A sus 30 años, Mihaela Buzarnescu se encuentra disfrutando del tenis como nunca. Este 2018 estaba siendo especial para ella ya que llegaba tras disputar las finales en Hobart y Praga para que a la tercera, en San José, fuera la vencida. Doblegó a la griega Maria Sakkari y por lo tanto se sitúa en la posición más alta de su vida ya que es la No.20 de la clasificación. Es decir, la No.2 del país rumano, después de la mujer que lidera el ránking mundial.
"Estaba tratando de concentrarme en mi juego dejando de pensar cómo reaccionaría sí ganaba. Estoy muy contenta ya que jugué a un nivel muy alto de tenis además de saber recuperar mucha pista", explicó Mihaela a la página oficial de la WTA.

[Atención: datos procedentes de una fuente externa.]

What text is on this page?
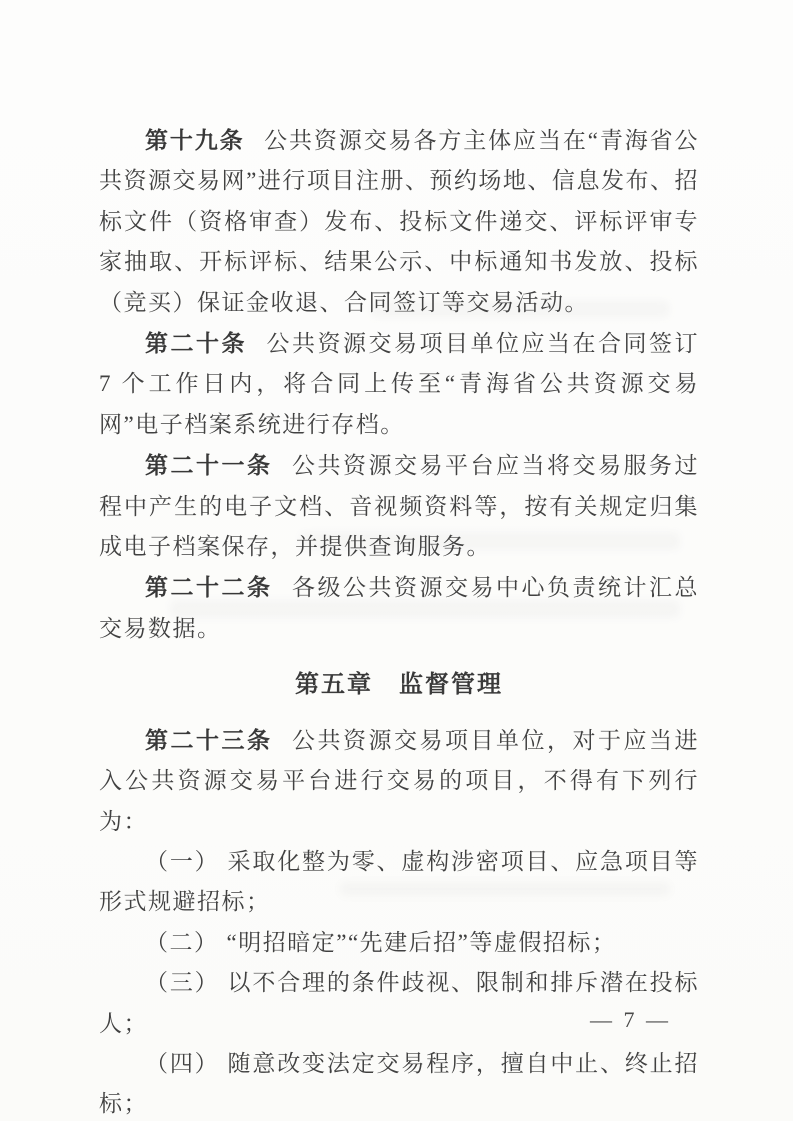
第十九条 公共资源交易各方主体应当在“青海省公共资源交易网”进行项目注册、预约场地、信息发布、招标文件（资格审查）发布、投标文件递交、评标评审专家抽取、开标评标、结果公示、中标通知书发放、投标（竞买）保证金收退、合同签订等交易活动。

第二十条 公共资源交易项目单位应当在合同签订 7 个工作日内，将合同上传至“青海省公共资源交易网”电子档案系统进行存档。

第二十一条 公共资源交易平台应当将交易服务过程中产生的电子文档、音视频资料等，按有关规定归集成电子档案保存，并提供查询服务。

第二十二条 各级公共资源交易中心负责统计汇总交易数据。

第五章　监督管理

第二十三条 公共资源交易项目单位，对于应当进入公共资源交易平台进行交易的项目，不得有下列行为：

（一） 采取化整为零、虚构涉密项目、应急项目等形式规避招标；

（二） “明招暗定”“先建后招”等虚假招标；

（三） 以不合理的条件歧视、限制和排斥潜在投标人；

（四） 随意改变法定交易程序，擅自中止、终止招标；

— 7 —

"Ahora creo en mí y en todo lo que me rodea. Empecé a creer en mi juego cuando pasé la fase previa en el 2017. A partir de aquellos instantes, todo ha sido muchísimo mejor para mí. A partir de ahora, trataré de concentrarme en cada torneo", dijo. "Quizá ahora, las personas me miren diferente pero sinceramente no quiero cambiar nada. Sólo pienso en los buenos momentos y en el juego que empleo".
Por ejemplo, en 2016, Buzarnescu se coronaba en el ITF 25000$ que se juega en el Open Jolaseta de Getxo. Esa temporada tenía 28 años y muy poca gente podía imaginar lo que está logrando. Lejos de los focos internacionales ha ido realizando su camino con mucha labor de por medio.
"Lo positivo para mí de la final fue que me pude quitar la presión de ser un partido muy importante. Pensé en un envite normal mientras estaba jugando. Incluso después del primer set, pensaba que Sakkari podía remontar. Por lo tanto, mentalmente no fue sencillo el enfoque y hasta el final no pude certificar mi triunfo en un marcador que reflejó un sonoro 6-1, 6-0. Esta semana, disputará el Premier 5 de Montreal debutando ante la jugadora proveniente de la fase previa, Qiang Wang.